POT ROASTED with BALSAMIC and DIJON
Instant
Roast with Balsamic Sauce can become your favorite fall / winter comfort food.
It's definitely one of us and it's even easier with the Instant Pot.
Ingredients:
- 1 pound very small baby potatoes, white or red
- 1 medium to large yellow onion, chopped
- kosher salt & freshly ground black pepper
- 2-3 tablespoons vegetable or canola oil
- 2 cups reduced-sodium beef broth
- 2 bunches small carrots, with tops
- 2-3 tablespoons Dijon mustard
- 1/3 cup balsamic vinegar
- 4 pounds Chuck Roast
- 5 sprigs fresh thyme
Instructions:
- Preheat oven to 300F
- Heat oil in a large dutch oven over high heat. Season chuck roast well with salt and pepper, add to pan and brown well on all sides (a few minutes a side). Remove roast and set aside
- Add chopped onion to drippings in pot and reduce heat to medium. Saute onions until soft, about 5 minutes. Add balsamic vinegar, increase heat to medium-high and boil until reduced and slightly syrupy, about 4-5 more minutes.

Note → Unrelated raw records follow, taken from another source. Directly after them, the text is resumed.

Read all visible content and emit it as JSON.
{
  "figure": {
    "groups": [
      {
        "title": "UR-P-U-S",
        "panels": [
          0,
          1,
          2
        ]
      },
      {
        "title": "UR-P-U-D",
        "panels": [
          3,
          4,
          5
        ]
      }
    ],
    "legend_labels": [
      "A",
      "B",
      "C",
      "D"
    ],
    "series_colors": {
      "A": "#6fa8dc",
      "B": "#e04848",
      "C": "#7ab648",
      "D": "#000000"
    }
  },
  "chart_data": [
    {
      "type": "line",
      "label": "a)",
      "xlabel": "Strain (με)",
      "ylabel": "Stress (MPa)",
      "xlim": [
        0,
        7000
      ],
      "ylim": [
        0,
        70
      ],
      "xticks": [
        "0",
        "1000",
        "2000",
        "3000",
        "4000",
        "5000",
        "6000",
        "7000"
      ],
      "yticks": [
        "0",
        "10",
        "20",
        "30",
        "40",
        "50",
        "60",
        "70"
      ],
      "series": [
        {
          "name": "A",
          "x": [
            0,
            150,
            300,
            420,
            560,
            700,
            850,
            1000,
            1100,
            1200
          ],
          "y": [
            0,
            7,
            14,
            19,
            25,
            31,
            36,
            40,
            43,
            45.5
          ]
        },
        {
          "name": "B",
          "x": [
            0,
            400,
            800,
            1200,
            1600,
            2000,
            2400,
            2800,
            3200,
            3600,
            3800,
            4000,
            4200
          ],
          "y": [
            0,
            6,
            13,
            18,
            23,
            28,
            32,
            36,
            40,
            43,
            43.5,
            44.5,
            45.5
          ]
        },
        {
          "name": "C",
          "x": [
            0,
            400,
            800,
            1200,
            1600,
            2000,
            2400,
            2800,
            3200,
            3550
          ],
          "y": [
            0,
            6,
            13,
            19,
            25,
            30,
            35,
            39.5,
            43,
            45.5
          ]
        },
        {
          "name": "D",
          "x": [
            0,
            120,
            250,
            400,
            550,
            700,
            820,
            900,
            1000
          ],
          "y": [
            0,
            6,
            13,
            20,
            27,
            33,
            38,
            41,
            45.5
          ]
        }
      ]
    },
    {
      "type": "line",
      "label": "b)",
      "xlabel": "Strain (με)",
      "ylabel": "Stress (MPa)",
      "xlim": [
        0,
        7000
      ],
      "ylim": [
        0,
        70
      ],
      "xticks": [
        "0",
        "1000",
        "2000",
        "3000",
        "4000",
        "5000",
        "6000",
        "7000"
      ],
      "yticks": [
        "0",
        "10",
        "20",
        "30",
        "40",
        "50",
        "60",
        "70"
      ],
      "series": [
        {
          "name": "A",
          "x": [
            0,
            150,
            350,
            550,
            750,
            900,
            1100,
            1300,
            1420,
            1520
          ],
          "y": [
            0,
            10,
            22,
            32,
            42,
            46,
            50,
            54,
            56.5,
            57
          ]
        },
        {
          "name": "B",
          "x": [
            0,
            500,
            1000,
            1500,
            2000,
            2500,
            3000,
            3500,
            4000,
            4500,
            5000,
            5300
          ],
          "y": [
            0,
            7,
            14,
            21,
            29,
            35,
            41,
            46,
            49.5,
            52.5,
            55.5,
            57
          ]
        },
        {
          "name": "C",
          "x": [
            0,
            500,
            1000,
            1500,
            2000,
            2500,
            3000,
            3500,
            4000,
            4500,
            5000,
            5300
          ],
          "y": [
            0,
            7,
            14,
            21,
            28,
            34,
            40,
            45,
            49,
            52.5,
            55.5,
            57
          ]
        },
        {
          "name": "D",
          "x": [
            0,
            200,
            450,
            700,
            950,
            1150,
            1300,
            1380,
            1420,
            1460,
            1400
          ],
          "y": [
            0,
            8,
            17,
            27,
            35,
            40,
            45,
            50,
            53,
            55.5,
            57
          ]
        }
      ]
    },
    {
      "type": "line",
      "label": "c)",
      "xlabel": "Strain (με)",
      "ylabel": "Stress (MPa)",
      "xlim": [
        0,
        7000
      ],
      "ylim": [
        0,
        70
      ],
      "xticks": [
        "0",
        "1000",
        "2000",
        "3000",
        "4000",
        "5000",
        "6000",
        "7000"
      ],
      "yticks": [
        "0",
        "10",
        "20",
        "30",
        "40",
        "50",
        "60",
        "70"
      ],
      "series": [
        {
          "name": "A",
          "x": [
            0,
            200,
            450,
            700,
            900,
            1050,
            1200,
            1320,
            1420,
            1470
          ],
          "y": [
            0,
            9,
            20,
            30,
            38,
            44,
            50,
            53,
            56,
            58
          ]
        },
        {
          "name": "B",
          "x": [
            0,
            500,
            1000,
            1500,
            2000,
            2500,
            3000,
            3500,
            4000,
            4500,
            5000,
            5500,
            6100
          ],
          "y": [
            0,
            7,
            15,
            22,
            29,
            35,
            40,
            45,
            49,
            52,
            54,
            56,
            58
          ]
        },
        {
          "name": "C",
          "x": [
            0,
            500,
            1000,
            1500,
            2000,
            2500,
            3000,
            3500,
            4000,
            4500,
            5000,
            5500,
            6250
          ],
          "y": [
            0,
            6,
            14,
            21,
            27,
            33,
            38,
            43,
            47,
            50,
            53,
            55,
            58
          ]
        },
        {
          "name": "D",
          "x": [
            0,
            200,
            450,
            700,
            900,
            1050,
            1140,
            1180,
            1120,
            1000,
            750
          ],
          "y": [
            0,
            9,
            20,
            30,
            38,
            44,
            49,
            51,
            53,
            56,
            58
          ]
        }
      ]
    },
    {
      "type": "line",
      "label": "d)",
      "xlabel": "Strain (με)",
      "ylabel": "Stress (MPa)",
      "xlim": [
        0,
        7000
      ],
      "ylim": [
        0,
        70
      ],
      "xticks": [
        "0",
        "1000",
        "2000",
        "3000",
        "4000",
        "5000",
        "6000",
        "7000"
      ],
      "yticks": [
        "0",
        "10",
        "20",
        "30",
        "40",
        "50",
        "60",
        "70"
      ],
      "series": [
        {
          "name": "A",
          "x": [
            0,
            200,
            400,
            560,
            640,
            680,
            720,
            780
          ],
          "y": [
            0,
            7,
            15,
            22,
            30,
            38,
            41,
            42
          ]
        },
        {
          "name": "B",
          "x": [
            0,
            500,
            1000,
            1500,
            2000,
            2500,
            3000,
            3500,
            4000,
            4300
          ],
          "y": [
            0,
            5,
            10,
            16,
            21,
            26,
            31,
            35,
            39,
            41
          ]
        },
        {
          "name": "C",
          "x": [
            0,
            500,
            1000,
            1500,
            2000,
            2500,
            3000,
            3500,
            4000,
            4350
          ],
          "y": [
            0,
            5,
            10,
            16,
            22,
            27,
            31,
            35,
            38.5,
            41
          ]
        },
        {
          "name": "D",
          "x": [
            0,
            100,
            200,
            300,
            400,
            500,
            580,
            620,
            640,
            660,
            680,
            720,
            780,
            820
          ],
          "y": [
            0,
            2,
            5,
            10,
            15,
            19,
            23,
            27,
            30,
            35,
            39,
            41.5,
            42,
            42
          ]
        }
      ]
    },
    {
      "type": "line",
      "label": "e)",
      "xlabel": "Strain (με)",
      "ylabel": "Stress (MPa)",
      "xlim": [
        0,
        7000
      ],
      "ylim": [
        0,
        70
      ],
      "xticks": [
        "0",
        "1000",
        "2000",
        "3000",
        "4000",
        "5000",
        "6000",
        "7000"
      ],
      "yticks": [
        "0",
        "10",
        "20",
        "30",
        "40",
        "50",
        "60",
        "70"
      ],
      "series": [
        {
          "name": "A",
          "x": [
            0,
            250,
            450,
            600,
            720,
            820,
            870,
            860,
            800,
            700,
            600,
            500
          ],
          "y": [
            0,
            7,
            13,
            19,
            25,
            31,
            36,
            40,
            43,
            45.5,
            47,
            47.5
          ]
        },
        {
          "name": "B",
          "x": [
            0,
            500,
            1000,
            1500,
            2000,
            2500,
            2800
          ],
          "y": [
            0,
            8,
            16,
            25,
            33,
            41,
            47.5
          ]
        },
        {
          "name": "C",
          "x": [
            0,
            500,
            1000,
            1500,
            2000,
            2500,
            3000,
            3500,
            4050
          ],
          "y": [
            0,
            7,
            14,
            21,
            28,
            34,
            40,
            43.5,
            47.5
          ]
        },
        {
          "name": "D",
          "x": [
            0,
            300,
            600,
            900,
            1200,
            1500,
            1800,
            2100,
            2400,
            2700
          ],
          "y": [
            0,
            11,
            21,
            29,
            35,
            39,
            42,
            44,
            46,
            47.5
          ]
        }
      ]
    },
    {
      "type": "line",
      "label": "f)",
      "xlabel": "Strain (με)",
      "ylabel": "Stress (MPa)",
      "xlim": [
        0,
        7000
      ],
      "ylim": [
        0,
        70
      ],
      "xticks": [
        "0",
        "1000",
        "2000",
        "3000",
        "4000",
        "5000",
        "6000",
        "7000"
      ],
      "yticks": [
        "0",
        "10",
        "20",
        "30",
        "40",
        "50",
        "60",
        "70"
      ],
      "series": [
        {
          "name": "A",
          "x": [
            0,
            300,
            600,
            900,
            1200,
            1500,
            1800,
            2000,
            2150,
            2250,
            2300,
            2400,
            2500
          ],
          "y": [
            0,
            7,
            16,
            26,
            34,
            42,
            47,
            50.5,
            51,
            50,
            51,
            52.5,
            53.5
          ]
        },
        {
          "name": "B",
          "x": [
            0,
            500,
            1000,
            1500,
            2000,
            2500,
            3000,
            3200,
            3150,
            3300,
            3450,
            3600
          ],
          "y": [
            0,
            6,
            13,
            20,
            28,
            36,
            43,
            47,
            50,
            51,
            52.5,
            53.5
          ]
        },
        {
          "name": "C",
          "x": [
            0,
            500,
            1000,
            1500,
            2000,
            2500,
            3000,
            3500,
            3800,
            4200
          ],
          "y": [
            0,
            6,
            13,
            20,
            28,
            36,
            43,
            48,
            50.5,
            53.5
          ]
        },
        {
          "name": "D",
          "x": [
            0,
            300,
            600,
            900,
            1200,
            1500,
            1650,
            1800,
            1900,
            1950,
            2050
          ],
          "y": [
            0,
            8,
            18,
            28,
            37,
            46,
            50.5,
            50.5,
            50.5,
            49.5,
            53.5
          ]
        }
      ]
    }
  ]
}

Stir in Dijon
- Set roast on top of onions in pot. Pour in 2 cups beef broth and add thyme sprigs. Cover and place in oven for 2 1/2 - 3 hours or until very tender
- Add carrots and potatoes to pot and return to oven. Continue cooking until carrots and potatoes are tender, 30-60 minutes more. Season well then serve. Enjoy your dinner!